On Tuesday, gold futures on Comex increased by 1.2%, approaching their all-time high of over $2,500 per ounce recorded on 2 August. This rise reflects heightened demand for safe-haven assets amid the escalating military tensions between Iran and Israel. Similarly, concerns over potential supply disruptions have driven up crude oil prices, with Brent and WTI futures rising more than 3% to $81.77 per barrel and $78.25 per barrel, respectively, marking their highest levels in three weeks.

Both gold and oil prices experienced a slight retreat during the Asian session on Wednesday, as risk aversion eased with a rebound in stock markets across Asia, particularly in Japan. Despite this pullback, the two major commodity prices are likely to face further upward pressure given the current macroeconomic environment.

Gold may take a further tailwind as a haven asset

The spot gold price surged to as high as $2,473 per ounce on Tuesday before retreating to $2,464 per ounce at 8 am CEST this morning. This level is just short of its all-time high from a month ago, and the momentum may take it to surpass that peak and set a new record if the trend persists.

Several factors are driving this rally. Firstly, recent market turmoil has increased demand for safe-haven assets as investors flee equities, particularly technology stocks.
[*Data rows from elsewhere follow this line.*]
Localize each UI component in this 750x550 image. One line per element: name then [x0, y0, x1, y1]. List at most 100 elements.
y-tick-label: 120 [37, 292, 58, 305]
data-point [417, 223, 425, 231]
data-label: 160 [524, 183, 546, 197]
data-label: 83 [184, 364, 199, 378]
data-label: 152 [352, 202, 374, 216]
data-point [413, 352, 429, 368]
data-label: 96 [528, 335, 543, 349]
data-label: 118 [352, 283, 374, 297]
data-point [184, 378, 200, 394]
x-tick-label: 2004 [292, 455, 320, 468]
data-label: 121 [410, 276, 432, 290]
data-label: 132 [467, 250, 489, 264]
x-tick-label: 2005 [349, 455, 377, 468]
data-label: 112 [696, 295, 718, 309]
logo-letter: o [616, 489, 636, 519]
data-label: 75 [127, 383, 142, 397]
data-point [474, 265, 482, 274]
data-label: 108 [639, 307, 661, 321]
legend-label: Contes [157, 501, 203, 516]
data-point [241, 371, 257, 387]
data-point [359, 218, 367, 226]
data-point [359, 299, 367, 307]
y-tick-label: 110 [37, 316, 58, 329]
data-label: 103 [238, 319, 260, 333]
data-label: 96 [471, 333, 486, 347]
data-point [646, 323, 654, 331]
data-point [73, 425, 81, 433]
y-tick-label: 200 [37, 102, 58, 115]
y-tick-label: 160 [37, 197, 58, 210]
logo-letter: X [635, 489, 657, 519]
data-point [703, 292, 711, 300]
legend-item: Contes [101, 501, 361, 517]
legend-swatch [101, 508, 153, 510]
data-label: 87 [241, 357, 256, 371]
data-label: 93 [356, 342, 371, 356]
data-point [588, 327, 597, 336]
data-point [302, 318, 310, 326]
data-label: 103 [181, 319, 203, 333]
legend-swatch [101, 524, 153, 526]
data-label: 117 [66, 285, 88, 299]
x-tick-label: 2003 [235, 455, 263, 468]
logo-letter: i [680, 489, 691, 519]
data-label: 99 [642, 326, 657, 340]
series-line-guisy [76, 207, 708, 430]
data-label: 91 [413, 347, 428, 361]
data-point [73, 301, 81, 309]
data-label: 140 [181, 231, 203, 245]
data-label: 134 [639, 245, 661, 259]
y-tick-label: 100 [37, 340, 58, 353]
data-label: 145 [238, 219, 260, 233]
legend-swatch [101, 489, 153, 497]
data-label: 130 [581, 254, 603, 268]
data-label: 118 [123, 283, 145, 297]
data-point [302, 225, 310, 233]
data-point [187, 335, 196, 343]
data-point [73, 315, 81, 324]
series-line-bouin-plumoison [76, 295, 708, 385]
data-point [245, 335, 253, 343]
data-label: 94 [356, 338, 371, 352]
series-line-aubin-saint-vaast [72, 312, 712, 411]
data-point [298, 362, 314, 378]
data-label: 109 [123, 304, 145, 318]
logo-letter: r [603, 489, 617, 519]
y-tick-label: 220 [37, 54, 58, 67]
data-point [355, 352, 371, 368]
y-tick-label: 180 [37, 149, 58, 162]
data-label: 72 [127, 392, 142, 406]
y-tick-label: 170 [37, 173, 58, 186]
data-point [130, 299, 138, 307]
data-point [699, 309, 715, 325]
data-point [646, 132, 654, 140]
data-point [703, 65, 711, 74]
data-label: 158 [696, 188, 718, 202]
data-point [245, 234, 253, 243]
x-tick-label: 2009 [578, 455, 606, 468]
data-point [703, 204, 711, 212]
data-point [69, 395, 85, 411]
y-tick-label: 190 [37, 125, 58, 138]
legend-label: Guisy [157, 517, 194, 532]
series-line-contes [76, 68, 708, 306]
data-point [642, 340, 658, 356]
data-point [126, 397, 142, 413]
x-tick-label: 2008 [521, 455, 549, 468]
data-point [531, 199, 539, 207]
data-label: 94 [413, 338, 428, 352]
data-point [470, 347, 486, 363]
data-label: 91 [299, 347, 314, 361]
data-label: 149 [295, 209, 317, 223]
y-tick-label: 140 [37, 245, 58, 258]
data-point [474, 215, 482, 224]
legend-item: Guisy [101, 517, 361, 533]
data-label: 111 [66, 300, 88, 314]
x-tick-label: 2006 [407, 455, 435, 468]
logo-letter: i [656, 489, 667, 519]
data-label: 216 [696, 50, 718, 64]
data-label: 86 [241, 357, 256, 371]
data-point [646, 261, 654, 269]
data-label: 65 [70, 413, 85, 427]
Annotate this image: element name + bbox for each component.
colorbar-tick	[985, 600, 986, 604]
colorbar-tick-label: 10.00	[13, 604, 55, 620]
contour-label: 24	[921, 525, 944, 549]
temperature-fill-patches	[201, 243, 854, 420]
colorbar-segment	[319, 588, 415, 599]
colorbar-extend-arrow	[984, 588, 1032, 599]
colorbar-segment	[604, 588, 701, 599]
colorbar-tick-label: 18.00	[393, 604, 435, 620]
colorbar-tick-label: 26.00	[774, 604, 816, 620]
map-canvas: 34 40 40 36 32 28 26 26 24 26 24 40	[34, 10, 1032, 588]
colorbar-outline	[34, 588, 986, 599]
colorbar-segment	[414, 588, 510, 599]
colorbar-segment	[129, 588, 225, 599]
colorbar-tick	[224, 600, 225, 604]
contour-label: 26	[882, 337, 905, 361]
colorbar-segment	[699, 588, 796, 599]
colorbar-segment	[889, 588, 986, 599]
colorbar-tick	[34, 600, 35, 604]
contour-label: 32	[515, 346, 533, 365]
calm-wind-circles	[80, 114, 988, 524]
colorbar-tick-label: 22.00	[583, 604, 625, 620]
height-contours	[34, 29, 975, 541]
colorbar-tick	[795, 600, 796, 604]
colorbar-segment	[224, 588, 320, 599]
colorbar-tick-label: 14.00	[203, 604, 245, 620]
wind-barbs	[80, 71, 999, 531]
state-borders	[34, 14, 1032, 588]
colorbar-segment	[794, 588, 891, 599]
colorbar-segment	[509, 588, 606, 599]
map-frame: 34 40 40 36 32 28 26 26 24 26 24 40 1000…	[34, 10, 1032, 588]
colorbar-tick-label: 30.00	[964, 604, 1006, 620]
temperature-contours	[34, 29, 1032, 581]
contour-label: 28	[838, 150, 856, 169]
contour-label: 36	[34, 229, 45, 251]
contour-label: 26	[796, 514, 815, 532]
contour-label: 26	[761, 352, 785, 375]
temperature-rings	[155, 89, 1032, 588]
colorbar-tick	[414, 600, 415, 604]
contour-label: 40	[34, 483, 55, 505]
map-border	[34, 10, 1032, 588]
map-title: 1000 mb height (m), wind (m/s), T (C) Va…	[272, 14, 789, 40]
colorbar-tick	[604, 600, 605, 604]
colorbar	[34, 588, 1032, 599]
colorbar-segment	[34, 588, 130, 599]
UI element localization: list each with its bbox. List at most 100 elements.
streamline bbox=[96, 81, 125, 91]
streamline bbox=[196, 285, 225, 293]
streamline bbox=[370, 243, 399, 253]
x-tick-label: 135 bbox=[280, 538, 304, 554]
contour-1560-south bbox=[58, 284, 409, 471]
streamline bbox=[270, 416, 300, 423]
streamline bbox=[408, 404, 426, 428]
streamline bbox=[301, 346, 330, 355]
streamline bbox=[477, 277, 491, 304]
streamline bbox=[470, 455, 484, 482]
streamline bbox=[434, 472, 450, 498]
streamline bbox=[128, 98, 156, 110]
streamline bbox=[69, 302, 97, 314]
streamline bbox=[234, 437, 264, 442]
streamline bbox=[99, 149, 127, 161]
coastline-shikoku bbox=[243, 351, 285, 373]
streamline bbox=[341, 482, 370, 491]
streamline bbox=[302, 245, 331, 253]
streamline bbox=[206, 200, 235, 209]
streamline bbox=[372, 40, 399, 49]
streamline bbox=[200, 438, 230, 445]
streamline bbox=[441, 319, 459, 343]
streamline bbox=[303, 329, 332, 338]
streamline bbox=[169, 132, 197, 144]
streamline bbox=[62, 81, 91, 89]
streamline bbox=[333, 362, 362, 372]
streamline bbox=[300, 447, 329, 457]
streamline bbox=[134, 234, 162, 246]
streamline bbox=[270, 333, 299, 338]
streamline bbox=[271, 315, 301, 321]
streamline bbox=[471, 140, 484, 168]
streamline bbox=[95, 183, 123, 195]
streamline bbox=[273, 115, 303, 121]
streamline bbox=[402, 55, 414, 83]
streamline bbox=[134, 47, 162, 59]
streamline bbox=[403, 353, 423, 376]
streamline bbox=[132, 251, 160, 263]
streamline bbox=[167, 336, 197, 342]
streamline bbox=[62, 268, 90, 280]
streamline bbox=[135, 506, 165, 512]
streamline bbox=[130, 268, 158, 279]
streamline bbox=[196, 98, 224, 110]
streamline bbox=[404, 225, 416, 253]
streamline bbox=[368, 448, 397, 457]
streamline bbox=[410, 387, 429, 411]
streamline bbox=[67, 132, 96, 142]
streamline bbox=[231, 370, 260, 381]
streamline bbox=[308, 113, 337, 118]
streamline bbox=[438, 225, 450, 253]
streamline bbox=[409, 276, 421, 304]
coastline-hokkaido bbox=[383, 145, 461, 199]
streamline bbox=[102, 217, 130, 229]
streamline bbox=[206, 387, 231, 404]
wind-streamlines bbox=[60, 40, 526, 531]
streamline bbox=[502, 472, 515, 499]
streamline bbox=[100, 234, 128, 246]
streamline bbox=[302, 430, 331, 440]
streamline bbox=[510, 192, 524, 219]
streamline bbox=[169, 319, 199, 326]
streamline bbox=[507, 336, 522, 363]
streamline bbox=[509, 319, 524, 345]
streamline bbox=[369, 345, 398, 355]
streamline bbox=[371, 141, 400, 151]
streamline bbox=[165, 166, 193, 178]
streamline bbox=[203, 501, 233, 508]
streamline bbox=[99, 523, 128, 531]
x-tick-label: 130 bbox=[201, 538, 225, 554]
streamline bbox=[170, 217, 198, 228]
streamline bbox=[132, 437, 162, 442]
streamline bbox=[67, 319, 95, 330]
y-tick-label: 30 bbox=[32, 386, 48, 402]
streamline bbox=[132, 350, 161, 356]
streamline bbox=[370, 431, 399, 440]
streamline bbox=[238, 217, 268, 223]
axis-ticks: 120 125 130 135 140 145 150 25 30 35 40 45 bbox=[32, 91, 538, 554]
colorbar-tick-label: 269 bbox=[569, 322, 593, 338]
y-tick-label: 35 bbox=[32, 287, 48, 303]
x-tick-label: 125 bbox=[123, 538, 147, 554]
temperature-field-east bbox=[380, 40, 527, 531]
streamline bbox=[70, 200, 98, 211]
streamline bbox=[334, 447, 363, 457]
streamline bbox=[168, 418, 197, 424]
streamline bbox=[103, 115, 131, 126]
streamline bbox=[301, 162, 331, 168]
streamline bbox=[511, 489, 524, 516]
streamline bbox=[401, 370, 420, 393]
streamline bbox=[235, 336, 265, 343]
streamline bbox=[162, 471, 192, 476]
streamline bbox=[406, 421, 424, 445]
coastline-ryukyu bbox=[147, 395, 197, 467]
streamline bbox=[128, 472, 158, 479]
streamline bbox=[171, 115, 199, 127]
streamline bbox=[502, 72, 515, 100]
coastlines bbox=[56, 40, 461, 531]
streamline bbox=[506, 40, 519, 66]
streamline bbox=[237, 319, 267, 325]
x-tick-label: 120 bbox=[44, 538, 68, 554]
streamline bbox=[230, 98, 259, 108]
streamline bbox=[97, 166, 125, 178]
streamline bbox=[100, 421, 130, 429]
Secondly, the ongoing risks of a broader conflict in the Middle East are likely to continue supporting the rally in precious metals.

Finally, macroeconomic shifts are bolstering gold’s long-term uptrend. Cooling inflation and anticipated easing of rate hikes in major economies, particularly with the US Federal Reserve widely expected to begin rate cuts in September, are likely to pressure the US dollar further, which in turn supports gold prices. Additionally, mounting recession fears amid softening US economic data over the past month have made gold a more attractive safe-haven investment.

Oil prices surge on undersupply concerns and technical bets

The oil markets surged more than 4% last week, with gains accelerating on Tuesday. Increasing demand and escalating tensions in the Middle East are the primary bullish drivers for oil prices.

The upcoming inventory data from the US Energy Information Administration (EIA) will be crucial for future market trends, as stockpiles have been decreasing for six consecutive weeks, ending on 2 August. According to the EIA, OPEC+ production cuts are expected to reduce global oil inventories over the next three quarters, thereby pushing oil prices higher.

In June, OPEC and its allies agreed to extend production cuts of 3.66 million barrels per day until the end of 2025, with additional voluntary cuts of 2.2 million barrels per day continuing until September this year. The organisation, which accounts for over 37% of the world’s total oil supply, has been reducing output since 2022, resulting in a total cut of 5.86 million barrels per day, representing 5.7% of global demand.

Moreover, traders are responding to technical signals, including a double-bottom pattern evident in both oil futures price charts. Notably, WTI futures prices have surpassed the 50-day moving average for the first time since 19 July. These combined bullish signals may encourage traders to maintain their positive outlook on oil prices.